But in interviews last week, Trump supporters here echoed sentiments of swing voters in Rust Belt states like Pennsylvania and Wisconsin, which flipped from Democrat to Republican this year.

They’ve been angered by immigration, cultural changes and misguided trade pacts they see as brought on by an arrogant Washington, D.C., elite that has grown out of touch with the average American.

Watching Trump’s Tuesday night acceptance speech, Cynthia Cole was struck by the magnitude of what just took place.

“He really hit a lot of people who thought the government was not listening to their needs,” said Cole, 62, of Bellevue, a retired Boeing employee who led the company’s engineering union for four years. “The people who are Trump supporters got tired of being told they were stupid and they’re racist or bigoted if they were supporting Trump.”

Now that he is headed to the White House, Trump supporters here say they expect him to follow through on his big pledges: protectionist trade policies, repeal of the Affordable Care Act, building a wall on the Mexican border, halting refugees from Syria and slashing corporate taxes.
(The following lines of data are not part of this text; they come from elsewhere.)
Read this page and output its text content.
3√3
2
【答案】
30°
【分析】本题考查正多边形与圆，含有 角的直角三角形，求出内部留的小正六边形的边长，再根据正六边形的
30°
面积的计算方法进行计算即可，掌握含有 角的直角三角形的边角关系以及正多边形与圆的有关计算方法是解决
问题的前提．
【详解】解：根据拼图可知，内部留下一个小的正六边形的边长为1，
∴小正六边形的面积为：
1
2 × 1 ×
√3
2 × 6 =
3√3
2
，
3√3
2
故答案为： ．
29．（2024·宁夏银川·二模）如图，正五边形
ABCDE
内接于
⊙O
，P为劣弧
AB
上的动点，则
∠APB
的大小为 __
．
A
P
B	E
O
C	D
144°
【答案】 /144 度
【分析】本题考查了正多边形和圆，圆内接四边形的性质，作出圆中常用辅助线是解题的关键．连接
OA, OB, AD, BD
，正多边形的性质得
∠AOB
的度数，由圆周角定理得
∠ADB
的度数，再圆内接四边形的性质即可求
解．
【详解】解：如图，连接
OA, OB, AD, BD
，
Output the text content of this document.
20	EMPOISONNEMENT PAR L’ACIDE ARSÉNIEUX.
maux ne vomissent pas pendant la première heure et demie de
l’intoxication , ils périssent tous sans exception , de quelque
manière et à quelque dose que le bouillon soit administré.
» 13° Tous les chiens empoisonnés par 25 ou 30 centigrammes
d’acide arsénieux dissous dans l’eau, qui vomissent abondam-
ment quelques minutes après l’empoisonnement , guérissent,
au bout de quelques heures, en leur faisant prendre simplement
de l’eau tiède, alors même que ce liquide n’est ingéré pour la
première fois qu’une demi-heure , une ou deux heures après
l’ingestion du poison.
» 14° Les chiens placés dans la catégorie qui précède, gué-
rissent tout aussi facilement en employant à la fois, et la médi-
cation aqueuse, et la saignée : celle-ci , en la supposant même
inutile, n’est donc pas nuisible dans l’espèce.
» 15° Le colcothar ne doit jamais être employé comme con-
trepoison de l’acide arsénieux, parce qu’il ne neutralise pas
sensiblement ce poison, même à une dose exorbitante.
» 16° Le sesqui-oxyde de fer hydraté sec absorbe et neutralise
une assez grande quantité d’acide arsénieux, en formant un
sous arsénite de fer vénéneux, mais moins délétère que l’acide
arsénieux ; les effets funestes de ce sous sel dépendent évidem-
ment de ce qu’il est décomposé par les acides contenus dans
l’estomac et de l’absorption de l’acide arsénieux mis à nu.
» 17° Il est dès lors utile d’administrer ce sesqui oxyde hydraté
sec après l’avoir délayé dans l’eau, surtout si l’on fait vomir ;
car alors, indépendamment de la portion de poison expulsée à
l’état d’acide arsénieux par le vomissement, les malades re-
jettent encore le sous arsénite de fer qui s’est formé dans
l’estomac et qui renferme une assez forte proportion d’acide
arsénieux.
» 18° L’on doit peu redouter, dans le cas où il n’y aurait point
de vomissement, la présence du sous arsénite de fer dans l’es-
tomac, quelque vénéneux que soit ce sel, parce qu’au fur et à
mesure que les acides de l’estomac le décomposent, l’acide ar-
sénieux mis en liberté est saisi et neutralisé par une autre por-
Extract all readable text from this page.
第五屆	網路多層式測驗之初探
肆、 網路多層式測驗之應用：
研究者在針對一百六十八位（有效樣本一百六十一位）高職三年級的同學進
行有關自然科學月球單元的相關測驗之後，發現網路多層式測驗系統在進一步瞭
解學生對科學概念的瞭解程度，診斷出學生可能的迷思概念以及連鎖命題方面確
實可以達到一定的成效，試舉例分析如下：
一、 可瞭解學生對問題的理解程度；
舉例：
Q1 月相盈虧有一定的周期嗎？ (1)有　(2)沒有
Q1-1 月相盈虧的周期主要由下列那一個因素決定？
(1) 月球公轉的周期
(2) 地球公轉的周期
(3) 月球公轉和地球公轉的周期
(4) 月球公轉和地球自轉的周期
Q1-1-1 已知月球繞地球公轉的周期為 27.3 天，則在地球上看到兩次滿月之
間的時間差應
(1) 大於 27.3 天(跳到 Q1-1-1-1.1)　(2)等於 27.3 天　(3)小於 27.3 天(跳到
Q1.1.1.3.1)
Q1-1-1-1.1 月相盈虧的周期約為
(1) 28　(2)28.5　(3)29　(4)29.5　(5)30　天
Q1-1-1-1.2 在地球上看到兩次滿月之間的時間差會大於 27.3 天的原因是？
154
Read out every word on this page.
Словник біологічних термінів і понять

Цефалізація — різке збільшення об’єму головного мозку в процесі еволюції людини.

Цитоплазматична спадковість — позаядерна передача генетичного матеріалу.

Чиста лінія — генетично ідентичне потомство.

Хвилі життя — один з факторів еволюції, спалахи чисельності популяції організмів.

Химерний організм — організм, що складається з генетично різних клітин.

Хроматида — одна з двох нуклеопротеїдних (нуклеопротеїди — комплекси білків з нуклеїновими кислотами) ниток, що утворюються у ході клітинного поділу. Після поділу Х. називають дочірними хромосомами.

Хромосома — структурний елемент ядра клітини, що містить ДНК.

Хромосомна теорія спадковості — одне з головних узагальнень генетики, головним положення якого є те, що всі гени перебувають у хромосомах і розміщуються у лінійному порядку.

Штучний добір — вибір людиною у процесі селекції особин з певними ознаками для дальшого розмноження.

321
State Sen. Don Benton, R-Vancouver, a Trump adviser who ran his campaign in Washington, has been in touch with Trump’s family and members of the transition team since the election.

Despite whispers that Trump’s border wall with Mexico was more campaign talk than concrete proposal, Benton says it’s happening.

“Mr. Trump says he is going to build a wall and believe me, when he says something he means it,” Benton said. “He’s a man of his word.”


But there already are signs Trump may break some of his campaign promises.

On Friday, he told The Wall Street Journal he’s willing to keep part of the federal health-care law he’s spent the last year denouncing. And senior Trump adviser Newt Gingrich said Trump may not spend much time getting Mexico to pay for the border wall, calling that pledge “a great campaign device.”

“Family-wage jobs”

In Washington, as nationally, Trump drew his strongest support from whites, especially white men without college degrees. Exit polls showed a majority of Americans believed Trump was not qualified and did not have the right temperament to be president. Some put aside those concerns and voted for him anyway — seeing bigger flaws in Democrat Hillary Clinton.

Before the election, Trump was accused by multiple women of unwanted advances and sexual assault, charges he denied. A leaked tape also emerged of Trump boasting in 2005 of groping women without permission.

Clinton won handily among all female voters nationally, according to exit polls, taking 54 percent of their votes to Trump’s 42 percent. But, among just white women, Trump won by nearly as large a margin, 53 percent to 43 percent.

Steve Altick, an ordained minister and Vietnam veteran, said he wasn’t crazy about some of Trump’s comments, but in the end he had to make a choice.

“The negative on Trump were the things he said,” Altick, 73, of Auburn, said. “The negatives on Secretary Clinton were the things she did. It was someone who was ethically not sound versus someone who talks before he thinks.”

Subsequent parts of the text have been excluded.